2. A method for screening a drug for preventing and treating rice blast caused by Magnaporthe grisea, characterized by, The process includes the following steps: Based on the protein structure model of α-L-fucosidase MoFco1 (GeneID: MGG_03257) and the structure model of the substrate L-fucose / XXFG, the structure model of the test compound is docked with them, and batch docking analysis is performed using AutoDock Vina (preferably, PyMOL is used to visualize the docking model); if the test compound binds to the enzyme active center region of MoFco1 (key binding sites include LYS288, ASP242, HIS143, TRP327, GLU61 and TRP62), preventing the binding of the substrate to MoFco1, then it is identified as a candidate compound for the control of rice blast.
3. The method of claim 2, wherein, The structural models of the substrate L-fucose or XXFG were also used as controls to determine whether the candidate compound could specifically block the correct binding of the substrate to the active site of the MoFco1 enzyme; optionally, the study also included inhibition tests on rice blast fungus and / or control tests on rice blast fungus to determine its effectiveness.
4. The method of claim 2, wherein, The protein structure model of MoFco1 was obtained from the AlphaFold protein structure database and was based on its amino acid sequence prediction.
5. A method of controlling or preventing Pyricularia oryzae causing rice blast in rice, characterized by, This includes applying compound 0989, or its agriculturally active salts (such as base addition salts of inorganic and organic bases, more specifically their potassium, sodium, ammonium, dimethylamine, and isopropylamine salts) to rice, its growing sites, or its propagation material.
6. The method of claim 5, wherein, The compound 0989 is prepared into a drug formulation selected from emulsifiable concentrate, suspension concentrate, wettable powder, powder, granule, aqueous solution, poison bait, mother liquor, and mother powder; its content in the drug is 1-99% by weight, preferably 10-80% by weight, more preferably 15-50% by weight; the effective dose concentration of the drug is 0.1μM-1mM, and the application rate is 1 to 500g / ha, preferably 50-200g / ha.
7. The use of compound 0989 or its agrochemically active salt for enhancing the resistance of rice to rice blast fungus; preferably, the agrochemically active salt is an alkali addition salt of inorganic base and organic base, more specifically its potassium salt, sodium salt, ammonium salt, dimethylamine salt, or isopropylamine salt.
8. The use of compound 0989 or its agriculturally active salt in the preparation of pesticides for controlling or preventing rice from being infected by rice blast fungus or causing disease.

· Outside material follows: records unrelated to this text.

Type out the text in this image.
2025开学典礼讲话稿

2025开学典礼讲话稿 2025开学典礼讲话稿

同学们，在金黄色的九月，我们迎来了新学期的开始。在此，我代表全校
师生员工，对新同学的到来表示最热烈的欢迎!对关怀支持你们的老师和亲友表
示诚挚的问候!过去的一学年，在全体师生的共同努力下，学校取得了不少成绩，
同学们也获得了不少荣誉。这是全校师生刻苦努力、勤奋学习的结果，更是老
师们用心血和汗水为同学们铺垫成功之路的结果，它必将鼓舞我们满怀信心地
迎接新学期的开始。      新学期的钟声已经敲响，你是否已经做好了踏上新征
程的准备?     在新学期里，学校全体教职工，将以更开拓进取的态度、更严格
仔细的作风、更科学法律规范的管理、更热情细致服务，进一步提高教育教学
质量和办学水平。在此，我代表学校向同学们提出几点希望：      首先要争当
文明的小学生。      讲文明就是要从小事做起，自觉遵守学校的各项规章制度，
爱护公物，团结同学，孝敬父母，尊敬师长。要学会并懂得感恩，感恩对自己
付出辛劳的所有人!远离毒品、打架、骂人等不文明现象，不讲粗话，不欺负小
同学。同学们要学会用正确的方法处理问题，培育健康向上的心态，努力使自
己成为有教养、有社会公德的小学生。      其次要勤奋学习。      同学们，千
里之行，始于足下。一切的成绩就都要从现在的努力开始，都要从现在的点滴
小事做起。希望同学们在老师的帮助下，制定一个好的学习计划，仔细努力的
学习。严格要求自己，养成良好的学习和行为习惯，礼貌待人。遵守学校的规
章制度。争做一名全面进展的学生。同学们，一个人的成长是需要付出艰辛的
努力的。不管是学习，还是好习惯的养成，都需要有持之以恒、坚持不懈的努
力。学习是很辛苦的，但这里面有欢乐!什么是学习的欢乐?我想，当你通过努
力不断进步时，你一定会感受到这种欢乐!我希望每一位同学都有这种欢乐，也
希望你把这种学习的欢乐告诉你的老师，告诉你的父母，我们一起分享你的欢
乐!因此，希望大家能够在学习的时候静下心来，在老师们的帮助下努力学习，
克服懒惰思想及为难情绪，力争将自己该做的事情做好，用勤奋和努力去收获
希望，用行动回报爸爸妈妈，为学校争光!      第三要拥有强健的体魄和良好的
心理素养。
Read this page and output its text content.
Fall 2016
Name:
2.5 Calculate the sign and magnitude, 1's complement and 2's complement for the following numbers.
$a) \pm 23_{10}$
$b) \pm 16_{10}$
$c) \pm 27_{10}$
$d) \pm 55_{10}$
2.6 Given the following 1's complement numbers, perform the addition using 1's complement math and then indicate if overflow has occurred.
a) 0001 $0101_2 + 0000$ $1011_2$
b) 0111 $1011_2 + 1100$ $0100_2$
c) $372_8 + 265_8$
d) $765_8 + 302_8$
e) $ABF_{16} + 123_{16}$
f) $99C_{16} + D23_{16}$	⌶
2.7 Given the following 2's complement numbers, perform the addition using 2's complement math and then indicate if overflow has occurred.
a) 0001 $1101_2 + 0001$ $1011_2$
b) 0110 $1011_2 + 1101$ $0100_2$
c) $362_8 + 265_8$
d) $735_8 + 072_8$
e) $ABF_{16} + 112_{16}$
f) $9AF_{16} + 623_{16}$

9. The application as described in claim 8, characterized in that, The pesticide is a formulation of an emulsifiable concentrate, suspension concentrate, wettable powder, powder, granule, aqueous solution, poison bait, mother liquor, and mother powder, and also includes pesticide-acceptable auxiliary ingredients.
10. The application as described in claim 9, characterized in that, The pesticide is formulated for spray application; it is applied when rice blast is predicted to occur, or at the early stage of its occurrence.